As a young, struggling college student in the 1960's I became entranced with the life, philosophy and writings of the great American thinker Eric Hoffer. Hoffer's life story was almost mystical, his thinking so lucid and the concepts he presented were so fresh that I could not get enough of this great mans ideas. Only now do I fully realize how my adherence, to the thoughts of Mr. Hoffer have positively affected my professional life to this very day.
Eric Hoffer was born in Germany. His family immigrated to America when he was a toddler. He could read English and German fluently by the age of five. His earliest years were spent in poverty, living in tenements in New York City. He lost his sight at the age of seven after a fall that ultimately took the life of his mother. Inexplicably, at the age of 15 his sight returned.
This gift of the return of his eyesight stoked a voracious desire in Hoffer to read everything he could lay his hands on. He was completely without formal education and yet he was one of the most studied, learned men of the 20th century.
Hoffer spent most of his life living in farm camps in California, working as a longshoreman and finally in a one room flat in the Tenderloin neighborhood of San Francisco. His first book, "The True Believer", was an immediate classic and stamped him as a most original thinker. "The True Believer" is Hoffer's observations on mass movements and fanaticism. Nazism, Communism, socialism, and early religious movements were topics that this classic book examined and critiqued with scrupulous research and poignant observations.
Owing to a life lived mostly in poverty; Hoffer's comments on the human condition are particularly astute. Hoffer's life was full of obstacles: blindness, loss of his parents at an early age, growing up in a new country without access to education, a lifetime of manual labor and subsistence wages. And yet, this self-educated man has left an indelible mark on all that have read his writings and consider his brilliant thoughts on a wide range of cultural, philosophical and political topics.
As a student reading "The True Believer", I did not realize the lasting effect it would have on my life. Hoffer observed that the struggle to survive, at its most elemental, offered the best promise of a lifetime of fulfillment. The man who must work, must harvest, must create is most satisfied. Man with plenty has too much time to reflect, regret and criticize.
I have been a serial entrepreneur all of my working life. Currently I work with small businesses, inventors, and entrepreneur's to commercialize new product ideas. Each of these individuals and company's possess an unintended compliance with one of Eric Hoffer's most prescient observations: "It still holds true that man is most uniquely human when he turns obstacles into opportunities".

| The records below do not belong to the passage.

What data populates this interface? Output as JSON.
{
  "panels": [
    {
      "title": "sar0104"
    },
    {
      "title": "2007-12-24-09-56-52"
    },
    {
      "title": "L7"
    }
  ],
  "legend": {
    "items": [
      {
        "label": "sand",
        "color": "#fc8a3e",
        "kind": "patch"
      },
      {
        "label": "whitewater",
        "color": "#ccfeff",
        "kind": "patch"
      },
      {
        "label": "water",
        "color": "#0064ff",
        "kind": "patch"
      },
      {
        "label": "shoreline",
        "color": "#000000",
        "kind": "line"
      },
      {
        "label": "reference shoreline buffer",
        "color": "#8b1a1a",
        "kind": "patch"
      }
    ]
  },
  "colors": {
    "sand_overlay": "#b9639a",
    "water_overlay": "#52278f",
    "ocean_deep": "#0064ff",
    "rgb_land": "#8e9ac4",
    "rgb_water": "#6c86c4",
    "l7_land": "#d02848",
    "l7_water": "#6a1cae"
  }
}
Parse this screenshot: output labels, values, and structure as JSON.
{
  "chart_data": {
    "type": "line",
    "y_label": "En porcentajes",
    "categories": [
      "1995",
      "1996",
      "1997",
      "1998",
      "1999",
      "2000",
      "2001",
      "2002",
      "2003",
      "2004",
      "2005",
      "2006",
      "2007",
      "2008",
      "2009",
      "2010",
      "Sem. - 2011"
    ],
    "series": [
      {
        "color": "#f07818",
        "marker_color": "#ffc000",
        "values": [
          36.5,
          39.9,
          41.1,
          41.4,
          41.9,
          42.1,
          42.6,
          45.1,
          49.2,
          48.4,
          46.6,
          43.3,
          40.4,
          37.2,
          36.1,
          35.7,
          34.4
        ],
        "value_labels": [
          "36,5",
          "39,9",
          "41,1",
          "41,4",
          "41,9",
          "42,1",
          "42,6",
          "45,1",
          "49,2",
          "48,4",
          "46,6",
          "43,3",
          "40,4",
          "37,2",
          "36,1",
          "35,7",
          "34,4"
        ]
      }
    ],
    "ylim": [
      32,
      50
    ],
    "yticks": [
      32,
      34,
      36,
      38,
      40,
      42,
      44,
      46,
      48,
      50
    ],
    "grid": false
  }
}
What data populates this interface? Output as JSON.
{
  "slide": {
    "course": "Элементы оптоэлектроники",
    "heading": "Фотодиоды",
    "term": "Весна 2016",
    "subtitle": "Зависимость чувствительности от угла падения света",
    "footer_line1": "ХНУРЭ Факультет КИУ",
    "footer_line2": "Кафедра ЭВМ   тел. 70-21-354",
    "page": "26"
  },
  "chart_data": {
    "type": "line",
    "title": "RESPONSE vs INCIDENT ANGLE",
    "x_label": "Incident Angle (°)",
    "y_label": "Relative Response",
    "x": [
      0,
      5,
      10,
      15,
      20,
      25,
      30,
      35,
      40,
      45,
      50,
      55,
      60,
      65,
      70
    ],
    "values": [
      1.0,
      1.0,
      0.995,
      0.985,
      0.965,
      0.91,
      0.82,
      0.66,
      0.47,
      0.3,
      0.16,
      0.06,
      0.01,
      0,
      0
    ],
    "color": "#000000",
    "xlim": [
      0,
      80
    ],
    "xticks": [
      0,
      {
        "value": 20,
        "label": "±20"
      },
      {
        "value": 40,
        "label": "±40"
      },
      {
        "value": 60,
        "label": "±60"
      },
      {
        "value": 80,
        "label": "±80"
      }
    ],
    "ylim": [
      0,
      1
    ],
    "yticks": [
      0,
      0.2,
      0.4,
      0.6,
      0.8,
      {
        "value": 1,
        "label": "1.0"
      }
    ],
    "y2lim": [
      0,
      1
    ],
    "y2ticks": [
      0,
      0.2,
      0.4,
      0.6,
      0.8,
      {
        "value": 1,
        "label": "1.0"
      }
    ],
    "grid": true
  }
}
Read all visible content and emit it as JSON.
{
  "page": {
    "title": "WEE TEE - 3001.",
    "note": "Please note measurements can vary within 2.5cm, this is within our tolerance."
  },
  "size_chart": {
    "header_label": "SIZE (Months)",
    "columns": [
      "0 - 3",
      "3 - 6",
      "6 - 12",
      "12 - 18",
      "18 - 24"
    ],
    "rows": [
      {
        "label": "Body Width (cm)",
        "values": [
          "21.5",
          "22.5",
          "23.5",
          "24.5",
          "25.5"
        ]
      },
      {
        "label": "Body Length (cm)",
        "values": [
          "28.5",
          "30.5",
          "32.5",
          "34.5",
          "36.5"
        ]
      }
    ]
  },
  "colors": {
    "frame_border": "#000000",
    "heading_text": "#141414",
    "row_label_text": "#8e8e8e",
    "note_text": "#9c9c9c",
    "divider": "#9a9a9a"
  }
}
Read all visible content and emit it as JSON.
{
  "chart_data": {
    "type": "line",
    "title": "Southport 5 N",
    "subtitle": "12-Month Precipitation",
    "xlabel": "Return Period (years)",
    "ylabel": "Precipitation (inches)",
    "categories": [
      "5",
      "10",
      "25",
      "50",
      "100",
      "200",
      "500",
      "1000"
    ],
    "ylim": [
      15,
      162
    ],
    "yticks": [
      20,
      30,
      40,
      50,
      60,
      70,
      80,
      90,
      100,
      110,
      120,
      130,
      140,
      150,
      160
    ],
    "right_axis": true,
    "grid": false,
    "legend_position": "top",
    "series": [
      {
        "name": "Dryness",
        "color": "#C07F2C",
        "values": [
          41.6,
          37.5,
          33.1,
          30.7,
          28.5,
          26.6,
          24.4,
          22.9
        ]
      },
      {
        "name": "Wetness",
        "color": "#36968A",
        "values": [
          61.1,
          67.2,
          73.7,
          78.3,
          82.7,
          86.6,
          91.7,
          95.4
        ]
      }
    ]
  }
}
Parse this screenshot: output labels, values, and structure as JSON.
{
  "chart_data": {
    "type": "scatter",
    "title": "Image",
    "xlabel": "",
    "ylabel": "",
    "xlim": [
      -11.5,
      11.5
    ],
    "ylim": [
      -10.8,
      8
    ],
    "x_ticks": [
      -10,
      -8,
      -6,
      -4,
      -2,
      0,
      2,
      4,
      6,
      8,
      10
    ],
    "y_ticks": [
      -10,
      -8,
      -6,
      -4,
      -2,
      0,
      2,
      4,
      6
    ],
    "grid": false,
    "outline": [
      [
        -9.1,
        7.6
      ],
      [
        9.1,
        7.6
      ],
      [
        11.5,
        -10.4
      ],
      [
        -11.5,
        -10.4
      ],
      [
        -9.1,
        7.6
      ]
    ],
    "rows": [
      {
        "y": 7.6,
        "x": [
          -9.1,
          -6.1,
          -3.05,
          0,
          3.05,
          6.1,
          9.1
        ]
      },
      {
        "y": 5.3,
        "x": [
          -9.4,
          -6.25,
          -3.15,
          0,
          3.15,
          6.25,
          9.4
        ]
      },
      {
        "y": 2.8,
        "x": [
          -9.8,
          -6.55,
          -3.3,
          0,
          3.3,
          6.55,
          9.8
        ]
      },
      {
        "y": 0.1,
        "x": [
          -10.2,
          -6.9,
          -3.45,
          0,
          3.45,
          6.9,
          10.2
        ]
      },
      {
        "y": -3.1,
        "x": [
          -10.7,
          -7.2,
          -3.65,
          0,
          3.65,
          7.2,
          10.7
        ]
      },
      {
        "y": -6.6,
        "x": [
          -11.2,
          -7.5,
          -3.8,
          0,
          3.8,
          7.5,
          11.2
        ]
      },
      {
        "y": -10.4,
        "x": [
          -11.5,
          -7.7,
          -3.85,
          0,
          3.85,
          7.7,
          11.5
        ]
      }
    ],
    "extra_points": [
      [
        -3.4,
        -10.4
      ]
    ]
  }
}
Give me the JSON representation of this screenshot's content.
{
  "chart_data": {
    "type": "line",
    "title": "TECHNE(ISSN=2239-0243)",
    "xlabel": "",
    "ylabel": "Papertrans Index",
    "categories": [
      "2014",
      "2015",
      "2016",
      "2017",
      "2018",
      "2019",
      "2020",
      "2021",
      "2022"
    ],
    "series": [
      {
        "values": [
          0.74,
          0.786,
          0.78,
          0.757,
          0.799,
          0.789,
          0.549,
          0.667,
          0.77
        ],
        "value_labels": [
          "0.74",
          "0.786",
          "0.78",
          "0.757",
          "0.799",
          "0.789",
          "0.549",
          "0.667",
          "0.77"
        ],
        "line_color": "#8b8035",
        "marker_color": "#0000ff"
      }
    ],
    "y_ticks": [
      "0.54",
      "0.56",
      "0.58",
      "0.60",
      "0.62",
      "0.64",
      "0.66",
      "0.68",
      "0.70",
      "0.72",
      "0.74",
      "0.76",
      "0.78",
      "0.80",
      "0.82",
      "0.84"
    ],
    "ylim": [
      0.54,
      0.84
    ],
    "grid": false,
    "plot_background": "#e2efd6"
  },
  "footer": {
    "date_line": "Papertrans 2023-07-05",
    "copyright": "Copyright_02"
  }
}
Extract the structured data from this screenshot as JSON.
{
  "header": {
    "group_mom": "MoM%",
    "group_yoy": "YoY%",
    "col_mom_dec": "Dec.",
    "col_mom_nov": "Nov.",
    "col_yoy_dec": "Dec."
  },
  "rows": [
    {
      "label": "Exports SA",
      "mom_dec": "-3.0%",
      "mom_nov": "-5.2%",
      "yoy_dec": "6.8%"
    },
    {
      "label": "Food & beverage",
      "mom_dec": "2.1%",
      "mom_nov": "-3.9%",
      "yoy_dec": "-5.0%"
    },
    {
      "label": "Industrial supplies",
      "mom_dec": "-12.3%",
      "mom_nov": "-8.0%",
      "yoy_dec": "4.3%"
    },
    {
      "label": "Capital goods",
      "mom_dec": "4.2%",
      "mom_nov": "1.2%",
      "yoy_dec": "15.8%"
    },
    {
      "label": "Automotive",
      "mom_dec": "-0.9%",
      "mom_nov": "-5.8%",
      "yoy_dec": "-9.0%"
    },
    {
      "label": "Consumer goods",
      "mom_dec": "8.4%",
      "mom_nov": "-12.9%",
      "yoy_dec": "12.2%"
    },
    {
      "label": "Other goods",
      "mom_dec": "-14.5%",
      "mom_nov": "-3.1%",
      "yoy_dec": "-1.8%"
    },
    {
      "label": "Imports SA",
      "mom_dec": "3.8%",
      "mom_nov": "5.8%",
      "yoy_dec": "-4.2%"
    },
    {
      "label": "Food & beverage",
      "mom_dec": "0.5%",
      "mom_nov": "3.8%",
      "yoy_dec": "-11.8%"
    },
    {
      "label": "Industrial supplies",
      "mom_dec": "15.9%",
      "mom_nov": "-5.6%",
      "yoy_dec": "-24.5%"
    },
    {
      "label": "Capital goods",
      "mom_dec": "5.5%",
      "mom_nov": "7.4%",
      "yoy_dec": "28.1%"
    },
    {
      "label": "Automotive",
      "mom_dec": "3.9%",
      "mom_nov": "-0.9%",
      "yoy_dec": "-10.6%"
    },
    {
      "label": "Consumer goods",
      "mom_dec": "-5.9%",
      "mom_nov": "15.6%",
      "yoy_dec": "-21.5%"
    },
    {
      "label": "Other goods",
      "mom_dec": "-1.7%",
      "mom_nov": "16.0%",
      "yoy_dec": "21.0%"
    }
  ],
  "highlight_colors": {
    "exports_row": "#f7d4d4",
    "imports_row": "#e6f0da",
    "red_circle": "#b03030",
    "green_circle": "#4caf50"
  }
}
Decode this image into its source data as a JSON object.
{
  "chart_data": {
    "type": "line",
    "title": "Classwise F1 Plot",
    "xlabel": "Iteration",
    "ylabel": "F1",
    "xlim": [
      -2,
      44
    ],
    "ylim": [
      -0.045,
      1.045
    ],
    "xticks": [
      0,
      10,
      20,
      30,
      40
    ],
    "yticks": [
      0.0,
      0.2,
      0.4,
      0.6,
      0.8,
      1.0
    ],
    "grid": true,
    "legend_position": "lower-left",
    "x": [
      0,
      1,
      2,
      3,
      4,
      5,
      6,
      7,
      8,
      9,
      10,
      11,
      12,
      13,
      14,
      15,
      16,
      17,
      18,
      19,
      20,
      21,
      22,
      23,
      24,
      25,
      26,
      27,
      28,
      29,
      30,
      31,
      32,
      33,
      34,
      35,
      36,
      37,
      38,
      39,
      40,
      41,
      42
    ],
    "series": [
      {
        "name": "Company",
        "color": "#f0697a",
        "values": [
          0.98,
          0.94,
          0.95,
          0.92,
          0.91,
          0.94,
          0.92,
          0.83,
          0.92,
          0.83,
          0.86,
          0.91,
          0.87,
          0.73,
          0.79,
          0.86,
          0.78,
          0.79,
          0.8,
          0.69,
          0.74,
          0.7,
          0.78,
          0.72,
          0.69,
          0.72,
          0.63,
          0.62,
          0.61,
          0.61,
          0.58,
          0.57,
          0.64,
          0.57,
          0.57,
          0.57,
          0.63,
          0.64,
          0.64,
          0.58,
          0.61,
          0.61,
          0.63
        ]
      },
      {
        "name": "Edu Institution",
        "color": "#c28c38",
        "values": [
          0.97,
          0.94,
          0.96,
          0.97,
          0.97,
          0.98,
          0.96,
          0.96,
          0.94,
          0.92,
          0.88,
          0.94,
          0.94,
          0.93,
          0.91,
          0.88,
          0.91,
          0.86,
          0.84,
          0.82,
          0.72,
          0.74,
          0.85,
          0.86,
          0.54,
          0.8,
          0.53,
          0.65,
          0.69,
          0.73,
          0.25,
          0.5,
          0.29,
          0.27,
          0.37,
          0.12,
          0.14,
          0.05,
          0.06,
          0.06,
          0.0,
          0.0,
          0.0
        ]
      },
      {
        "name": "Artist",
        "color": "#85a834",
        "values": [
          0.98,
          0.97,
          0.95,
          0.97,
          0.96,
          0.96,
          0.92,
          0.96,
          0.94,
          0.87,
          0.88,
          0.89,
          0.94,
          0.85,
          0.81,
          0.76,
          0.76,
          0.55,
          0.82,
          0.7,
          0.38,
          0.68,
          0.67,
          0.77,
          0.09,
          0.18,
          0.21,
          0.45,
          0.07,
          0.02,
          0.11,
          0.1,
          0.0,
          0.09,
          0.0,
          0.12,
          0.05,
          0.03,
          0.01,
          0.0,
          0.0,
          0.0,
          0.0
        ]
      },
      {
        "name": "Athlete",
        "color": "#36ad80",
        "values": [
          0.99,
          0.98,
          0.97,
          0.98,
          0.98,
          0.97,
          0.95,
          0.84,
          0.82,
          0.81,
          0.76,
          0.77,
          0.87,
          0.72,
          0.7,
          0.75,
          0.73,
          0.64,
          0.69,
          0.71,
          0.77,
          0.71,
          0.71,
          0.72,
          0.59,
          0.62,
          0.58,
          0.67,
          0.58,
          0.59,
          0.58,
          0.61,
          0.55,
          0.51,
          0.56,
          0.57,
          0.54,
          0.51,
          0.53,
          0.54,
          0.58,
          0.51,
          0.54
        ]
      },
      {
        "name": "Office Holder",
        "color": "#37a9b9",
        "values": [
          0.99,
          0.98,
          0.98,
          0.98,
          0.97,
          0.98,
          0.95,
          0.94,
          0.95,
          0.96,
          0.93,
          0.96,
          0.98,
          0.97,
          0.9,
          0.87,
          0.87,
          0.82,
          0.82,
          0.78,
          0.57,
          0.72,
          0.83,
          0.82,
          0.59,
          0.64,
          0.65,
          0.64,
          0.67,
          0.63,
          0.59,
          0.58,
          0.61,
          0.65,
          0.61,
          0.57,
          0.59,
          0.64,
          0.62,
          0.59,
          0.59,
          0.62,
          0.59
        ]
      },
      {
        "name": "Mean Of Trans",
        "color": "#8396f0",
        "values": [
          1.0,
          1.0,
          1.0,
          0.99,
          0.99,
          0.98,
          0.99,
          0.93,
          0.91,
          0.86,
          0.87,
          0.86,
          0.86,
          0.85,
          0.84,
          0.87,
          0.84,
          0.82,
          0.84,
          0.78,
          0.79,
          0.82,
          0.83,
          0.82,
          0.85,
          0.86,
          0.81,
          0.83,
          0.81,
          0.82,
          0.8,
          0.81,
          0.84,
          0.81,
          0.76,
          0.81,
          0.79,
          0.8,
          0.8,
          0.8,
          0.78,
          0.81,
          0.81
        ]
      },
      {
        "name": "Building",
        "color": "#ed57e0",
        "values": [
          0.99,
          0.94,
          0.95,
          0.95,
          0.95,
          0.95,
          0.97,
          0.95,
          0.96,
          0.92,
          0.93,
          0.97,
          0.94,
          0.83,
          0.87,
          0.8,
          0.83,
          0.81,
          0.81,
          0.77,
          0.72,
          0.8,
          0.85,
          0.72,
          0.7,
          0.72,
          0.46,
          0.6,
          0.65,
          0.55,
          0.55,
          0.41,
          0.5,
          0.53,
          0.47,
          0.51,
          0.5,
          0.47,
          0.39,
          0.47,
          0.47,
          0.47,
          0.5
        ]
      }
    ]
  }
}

Every time a new technology, product or service is commercially successful an opportunity has overcome an obstacle that the inventor has identified, analyzed and conquered. The world becomes a bit more comfortable, more beautiful, healthier, or a bit safer as a result. It is hard wired into all successful entrepreneur's that there are answers to problems that others can not identify or address.
For the last 40 years, I have read and re-read "The True Believer" more times than I can count. I don't think there is another book that I have ever fully re-read. Each time I pick up this amazing work I learn something new, fresh perspectives and concepts that I can apply to my personal and professional life.
Obstacles represent opportunity. Identifying problems and needs is the first step necessary to providing answers that commercially benefit consumers. As Eric Hoffer so correctly observed, we are "most uniquely human when we turn obstacles into opportunities".